Mark the product itself, rather than the packaging:
The best practice is to mark the product itself with either the patent number or the “virtual marking” internet address. But the law provides for alternatives if marking the product itself “cannot be done.” Patent owners might satisfy the marking statute by marking the packaging if, for example, the size of the product itself renders marking unfeasible, or if the cost to mark is disproportionate to the cost of the product itself. But patent owners should be cautious not to decide to mark the packaging rather than the product itself just because it may be more convenient. The language of the statute is strict, stating that marking the packaging is acceptable only if marking the product “cannot be done.”
Who must comply with the marking requirement?
A patent owner who makes and/or sells a product covered by a patent must mark that product with all applicable patent numbers. A patent owner must also take “reasonable steps” to ensure that any and all licensees of the patent are marking their covered products.
There is no marking requirement for patents that contain only method claims as there is no physical product that can be marked. But if a patent owner wants to give notice of method patent claims, products may be marked with “Made under US Pat. 7,000,000” or “For Use under US Pat. 7,000,000.” If the patent contains only product claims or has both method and product claims, the product should be marked. Marking is also required for design patents to obtain the full scope of remedies available for infringement.
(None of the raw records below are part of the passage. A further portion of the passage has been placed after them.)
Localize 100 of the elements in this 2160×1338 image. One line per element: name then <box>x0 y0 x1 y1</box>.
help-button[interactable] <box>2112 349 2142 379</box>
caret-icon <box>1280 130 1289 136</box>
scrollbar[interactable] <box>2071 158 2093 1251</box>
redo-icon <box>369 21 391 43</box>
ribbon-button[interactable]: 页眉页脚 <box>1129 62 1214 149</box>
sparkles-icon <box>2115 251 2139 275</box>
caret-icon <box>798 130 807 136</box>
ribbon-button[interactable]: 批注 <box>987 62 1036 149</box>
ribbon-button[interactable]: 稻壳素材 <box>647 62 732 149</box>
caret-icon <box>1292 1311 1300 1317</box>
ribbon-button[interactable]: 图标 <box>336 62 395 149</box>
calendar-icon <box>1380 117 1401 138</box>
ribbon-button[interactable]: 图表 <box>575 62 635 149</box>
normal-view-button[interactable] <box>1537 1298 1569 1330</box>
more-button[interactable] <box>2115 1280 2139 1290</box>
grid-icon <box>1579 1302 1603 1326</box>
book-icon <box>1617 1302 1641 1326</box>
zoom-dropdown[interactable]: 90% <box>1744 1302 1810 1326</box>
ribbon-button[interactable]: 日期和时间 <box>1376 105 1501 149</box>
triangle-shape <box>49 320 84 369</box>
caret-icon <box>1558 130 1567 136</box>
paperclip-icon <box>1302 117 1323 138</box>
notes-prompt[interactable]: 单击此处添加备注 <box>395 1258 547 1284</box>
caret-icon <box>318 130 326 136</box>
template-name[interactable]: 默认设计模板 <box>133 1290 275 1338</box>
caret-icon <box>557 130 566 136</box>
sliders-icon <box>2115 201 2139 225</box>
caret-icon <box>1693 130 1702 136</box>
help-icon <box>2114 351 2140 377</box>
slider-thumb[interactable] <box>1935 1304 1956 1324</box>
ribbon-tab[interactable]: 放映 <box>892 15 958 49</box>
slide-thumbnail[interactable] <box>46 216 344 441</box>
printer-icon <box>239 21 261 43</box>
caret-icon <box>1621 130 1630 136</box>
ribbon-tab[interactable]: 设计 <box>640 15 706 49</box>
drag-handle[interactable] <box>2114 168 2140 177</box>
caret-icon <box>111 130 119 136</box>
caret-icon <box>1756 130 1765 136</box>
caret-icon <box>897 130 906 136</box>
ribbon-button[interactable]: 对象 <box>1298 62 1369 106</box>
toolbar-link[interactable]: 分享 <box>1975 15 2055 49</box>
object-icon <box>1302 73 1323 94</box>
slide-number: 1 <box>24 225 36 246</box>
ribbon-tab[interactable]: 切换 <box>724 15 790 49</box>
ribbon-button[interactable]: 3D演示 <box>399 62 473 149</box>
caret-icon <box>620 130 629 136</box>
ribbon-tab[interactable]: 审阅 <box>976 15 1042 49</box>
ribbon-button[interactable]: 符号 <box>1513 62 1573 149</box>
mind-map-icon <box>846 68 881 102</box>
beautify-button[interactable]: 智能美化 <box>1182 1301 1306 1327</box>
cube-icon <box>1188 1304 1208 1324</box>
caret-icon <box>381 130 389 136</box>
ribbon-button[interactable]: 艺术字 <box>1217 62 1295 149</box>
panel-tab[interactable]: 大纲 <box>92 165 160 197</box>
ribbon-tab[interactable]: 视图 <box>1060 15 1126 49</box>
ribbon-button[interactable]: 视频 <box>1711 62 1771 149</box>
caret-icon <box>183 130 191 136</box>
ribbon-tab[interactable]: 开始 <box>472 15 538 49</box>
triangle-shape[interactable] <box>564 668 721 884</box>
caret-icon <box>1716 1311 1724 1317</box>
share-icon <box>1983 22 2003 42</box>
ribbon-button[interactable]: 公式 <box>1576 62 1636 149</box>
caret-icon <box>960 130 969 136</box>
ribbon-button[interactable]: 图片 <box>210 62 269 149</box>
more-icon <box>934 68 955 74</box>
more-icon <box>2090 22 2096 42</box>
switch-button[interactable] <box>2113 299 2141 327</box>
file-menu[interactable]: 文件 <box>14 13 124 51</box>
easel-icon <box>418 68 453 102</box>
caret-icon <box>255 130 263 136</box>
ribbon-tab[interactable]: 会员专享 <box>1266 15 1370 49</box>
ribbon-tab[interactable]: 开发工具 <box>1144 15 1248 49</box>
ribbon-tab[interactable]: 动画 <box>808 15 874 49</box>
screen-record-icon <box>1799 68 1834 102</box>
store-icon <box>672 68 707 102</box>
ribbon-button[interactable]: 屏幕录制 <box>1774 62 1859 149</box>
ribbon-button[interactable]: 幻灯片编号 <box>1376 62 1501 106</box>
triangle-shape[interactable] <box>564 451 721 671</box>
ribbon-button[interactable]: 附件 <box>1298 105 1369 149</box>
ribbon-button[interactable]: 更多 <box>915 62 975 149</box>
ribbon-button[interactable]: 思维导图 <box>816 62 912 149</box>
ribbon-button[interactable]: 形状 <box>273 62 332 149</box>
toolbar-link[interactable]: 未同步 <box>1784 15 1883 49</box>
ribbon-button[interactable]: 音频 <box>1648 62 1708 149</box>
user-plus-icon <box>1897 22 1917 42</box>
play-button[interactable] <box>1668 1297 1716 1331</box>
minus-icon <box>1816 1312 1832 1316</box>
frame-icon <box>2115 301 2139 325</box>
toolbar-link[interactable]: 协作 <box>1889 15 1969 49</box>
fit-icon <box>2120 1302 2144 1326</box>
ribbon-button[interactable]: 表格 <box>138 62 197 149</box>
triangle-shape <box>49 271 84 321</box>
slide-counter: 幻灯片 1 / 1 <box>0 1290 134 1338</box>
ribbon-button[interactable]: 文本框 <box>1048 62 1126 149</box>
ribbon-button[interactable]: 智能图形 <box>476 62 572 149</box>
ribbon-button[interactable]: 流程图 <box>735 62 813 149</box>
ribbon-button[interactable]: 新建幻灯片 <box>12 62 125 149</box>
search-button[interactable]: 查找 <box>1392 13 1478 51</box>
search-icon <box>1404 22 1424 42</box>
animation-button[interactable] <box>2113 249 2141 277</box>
Where there is a “tangible item” embodying the software, it must be marked to comply with the marking statute. Simply providing notice at the start-up screen is likely insufficient. Stated simply, if there is a way the product can be marked, it should be marked. If there is a website that embodies the software, or that provides access to a program or downloadable software covered by the patent, the website should be marked. However, if the patent contains only method claims, there is no need to mark.